Alors que les négociations internationales, entamées lors de sept réunions successives par les États membres des Nations Unies depuis 2022, sur un traité visant à mettre fin à la pollution plastique, sont toujours aussi infructueuses qu’incertaines, la Méditerranée, l’une des mers les plus affectées par ce fléau, peut ou doit sonner l’alerte. Et montrer l’exemple.

Les constats ne manquent pas.

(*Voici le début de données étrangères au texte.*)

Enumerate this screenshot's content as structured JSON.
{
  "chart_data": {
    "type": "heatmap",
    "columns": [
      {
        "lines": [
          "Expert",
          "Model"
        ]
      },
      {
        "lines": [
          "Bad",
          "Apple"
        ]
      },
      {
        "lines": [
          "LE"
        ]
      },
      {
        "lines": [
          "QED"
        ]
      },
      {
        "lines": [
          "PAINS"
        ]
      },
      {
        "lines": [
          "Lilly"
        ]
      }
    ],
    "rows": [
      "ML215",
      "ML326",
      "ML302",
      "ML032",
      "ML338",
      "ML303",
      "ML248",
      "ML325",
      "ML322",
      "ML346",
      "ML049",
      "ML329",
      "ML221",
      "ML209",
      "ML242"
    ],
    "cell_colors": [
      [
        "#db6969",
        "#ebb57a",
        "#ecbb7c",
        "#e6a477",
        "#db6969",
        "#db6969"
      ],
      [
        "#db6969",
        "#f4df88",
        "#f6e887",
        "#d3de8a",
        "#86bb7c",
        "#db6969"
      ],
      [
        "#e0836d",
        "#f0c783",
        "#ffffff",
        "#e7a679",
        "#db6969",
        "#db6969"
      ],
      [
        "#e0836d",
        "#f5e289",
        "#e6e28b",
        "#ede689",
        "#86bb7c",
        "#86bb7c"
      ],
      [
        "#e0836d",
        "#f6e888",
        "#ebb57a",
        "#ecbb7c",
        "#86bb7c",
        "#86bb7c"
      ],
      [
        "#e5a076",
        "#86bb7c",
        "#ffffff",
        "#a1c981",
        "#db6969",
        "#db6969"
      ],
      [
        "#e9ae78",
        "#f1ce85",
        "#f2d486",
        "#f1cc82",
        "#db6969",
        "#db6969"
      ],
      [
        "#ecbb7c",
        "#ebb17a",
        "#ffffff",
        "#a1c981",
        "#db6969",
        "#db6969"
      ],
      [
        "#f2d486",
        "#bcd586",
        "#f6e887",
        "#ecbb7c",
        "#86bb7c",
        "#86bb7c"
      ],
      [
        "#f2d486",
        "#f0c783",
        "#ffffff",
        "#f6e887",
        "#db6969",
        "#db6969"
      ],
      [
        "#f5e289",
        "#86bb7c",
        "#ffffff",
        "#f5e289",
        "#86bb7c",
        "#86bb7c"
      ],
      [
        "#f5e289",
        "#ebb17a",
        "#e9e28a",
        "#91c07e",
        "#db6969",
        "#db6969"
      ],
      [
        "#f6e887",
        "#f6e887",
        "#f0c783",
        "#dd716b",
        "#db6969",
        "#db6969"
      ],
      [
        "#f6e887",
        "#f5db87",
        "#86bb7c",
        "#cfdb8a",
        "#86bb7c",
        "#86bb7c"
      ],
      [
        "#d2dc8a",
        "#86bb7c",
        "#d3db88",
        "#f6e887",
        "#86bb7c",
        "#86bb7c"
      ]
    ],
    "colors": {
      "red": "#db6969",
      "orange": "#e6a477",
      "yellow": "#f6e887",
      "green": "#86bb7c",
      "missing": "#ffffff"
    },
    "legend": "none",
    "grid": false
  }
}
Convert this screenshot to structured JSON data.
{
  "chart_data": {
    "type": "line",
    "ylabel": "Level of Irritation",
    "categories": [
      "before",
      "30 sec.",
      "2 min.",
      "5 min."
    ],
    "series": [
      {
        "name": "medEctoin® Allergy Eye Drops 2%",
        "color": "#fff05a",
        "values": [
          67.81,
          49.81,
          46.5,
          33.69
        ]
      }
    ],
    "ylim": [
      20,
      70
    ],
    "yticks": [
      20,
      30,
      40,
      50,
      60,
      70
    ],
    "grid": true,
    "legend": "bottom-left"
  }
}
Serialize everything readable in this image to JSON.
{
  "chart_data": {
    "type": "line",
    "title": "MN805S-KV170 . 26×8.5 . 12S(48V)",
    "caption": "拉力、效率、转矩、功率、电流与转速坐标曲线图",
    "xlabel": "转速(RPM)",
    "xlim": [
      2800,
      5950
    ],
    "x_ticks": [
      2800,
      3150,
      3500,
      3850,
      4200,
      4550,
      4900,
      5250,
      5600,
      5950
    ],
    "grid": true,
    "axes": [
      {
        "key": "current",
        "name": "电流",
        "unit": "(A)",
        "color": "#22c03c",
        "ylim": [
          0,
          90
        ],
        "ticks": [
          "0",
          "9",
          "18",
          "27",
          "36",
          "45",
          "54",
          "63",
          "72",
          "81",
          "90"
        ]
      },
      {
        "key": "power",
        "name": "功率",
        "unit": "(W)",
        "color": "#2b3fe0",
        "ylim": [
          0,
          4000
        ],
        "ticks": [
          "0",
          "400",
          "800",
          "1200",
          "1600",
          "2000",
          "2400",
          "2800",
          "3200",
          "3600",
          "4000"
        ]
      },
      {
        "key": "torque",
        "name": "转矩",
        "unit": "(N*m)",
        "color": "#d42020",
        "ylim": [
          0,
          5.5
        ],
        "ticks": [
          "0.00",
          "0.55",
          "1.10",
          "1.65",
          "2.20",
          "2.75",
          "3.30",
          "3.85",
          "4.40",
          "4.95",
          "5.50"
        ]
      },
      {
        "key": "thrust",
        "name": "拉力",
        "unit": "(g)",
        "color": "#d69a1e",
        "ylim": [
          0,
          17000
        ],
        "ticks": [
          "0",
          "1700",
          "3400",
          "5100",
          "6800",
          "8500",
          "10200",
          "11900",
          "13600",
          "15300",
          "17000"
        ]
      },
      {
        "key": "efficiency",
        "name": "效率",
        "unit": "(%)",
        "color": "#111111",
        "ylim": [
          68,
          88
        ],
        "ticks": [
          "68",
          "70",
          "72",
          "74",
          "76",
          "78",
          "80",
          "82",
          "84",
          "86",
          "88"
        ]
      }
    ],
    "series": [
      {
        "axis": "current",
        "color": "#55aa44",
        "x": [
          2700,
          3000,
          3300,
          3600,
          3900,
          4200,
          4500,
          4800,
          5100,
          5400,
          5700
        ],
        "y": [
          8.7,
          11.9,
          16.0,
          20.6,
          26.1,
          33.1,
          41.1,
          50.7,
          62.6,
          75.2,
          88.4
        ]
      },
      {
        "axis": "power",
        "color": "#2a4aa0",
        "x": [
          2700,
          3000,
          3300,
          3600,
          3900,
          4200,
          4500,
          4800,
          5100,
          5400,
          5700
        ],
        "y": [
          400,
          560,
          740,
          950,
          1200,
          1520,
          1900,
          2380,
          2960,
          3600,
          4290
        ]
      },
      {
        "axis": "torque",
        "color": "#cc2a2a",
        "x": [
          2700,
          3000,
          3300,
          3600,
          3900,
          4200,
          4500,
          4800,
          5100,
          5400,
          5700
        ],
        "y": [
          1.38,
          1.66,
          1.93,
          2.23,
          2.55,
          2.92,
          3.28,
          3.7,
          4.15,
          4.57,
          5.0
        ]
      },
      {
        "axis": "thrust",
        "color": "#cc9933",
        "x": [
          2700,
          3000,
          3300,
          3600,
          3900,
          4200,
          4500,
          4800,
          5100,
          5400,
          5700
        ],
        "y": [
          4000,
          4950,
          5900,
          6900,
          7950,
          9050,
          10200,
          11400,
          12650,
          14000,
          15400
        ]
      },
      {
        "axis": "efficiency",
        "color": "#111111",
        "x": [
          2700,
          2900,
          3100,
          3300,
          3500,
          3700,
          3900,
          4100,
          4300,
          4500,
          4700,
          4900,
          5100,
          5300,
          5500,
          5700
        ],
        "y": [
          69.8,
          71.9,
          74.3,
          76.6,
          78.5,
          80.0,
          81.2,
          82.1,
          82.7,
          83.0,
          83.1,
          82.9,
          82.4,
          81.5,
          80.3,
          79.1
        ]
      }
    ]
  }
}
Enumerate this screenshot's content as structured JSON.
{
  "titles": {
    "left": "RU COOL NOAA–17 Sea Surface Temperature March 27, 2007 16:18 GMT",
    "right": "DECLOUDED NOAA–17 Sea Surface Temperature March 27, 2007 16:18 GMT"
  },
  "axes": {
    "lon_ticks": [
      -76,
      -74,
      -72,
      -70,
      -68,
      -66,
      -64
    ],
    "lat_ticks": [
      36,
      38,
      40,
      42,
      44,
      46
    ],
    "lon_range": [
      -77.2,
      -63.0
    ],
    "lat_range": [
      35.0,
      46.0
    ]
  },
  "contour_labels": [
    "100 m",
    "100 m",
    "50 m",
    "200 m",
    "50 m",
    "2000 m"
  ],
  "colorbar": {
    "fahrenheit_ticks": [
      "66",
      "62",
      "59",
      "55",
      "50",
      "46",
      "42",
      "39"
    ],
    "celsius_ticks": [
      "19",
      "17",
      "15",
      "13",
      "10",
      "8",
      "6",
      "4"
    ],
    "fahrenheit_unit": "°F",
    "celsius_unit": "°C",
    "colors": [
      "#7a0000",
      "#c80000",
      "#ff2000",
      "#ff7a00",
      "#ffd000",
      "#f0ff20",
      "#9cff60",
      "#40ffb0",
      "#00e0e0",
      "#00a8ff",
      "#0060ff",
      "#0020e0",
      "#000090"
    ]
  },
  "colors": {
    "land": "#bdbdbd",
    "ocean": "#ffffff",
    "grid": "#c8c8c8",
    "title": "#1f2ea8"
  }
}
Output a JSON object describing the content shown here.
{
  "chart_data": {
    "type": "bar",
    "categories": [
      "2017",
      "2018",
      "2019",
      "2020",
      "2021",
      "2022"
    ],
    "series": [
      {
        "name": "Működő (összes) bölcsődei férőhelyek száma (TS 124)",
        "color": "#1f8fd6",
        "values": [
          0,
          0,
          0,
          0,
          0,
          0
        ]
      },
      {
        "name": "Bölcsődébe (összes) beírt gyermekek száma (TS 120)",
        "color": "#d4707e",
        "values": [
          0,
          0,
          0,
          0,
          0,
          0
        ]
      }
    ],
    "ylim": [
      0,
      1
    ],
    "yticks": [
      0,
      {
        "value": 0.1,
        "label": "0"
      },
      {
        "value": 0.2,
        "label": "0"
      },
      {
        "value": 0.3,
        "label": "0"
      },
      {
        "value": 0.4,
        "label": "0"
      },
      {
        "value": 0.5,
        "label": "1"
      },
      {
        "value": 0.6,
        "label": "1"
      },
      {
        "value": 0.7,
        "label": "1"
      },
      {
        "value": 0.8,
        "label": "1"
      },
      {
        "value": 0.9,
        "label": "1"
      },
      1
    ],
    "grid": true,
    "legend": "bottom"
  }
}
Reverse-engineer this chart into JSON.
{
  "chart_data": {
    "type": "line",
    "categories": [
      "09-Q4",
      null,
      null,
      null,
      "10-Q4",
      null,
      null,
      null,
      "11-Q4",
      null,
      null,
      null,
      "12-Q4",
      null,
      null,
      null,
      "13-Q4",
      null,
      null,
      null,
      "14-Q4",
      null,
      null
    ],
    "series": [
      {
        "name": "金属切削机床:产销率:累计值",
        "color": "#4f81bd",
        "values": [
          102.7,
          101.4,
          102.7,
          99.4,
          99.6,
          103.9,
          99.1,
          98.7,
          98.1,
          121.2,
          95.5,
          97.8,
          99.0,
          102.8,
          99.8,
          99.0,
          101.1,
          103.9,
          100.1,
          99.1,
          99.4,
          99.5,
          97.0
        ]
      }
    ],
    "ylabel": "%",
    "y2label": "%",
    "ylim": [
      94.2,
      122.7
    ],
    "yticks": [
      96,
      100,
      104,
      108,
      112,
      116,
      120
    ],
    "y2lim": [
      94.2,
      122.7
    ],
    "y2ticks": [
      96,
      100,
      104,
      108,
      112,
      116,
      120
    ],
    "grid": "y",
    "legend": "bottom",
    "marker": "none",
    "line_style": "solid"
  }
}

Tout en s’appuyant sur les analyses du Plan Bleu, qui alertent depuis longtemps sur les limites de notre modèle de développement, la Convention de Barcelone et ses protocoles relatifs à la pollution provenant de sources terrestres ont appelé à la raison producteurs et utilisateurs de plastique. Prévenir la pollution coûte dix fois moins que de dépolluer. Les lobbys des énergies fossiles s’opposent à une réduction de la production et prônent un traité tourné autour du recyclage. ; cependant, tandis que moins de 20% des plastiques sont recyclés dans le monde, la production pourrait selon l’OCDE tripler d’ici 2060. A la logique curative, centrée sur des opérations de nettoyage coûteuses et symboliques, s’oppose une stratégie préventive intégrée, qui ouvre de véritables opportunités plus soutenables et réalistes à long-terme et permettant à de nouveaux marchés alternatifs aux plastiques de se développer.

Sur le chemin vers un indispensable traité international, il est crucial de valoriser les opportunités positives qu’il présente pour tous les acteurs. Dans le bassin méditerranéen, des femmes et des hommes, représentants de la société civile, scientifiques, responsables de collectivités territoriales mais également entrepreneurs engagés, souhaitent ainsi rassembler des acteurs de bonne volonté autour d’un accord programmatique qui couvrira le cycle de vie complet des plastiques, y compris les phases de conception, de production et d’élimination.

Le Forum de Bizerte se propose d’être cet espace de construction d’une pareille collaboration et de soumettre un agenda réaliste de « déplastification » du bassin méditerranéen. S’il ne pourrait être, dans un premier temps, juridiquement contraignant, l’accord a pour ambition de montrer que les États, les élus, les entrepreneurs et les représentants de la société civile au sens le plus large du terme peuvent, ensemble, à l’échelle d’un bassin maritime historique, et au nom de la survie du vivant, être le laboratoire de cet océan débarrassé d’un poison mortifère.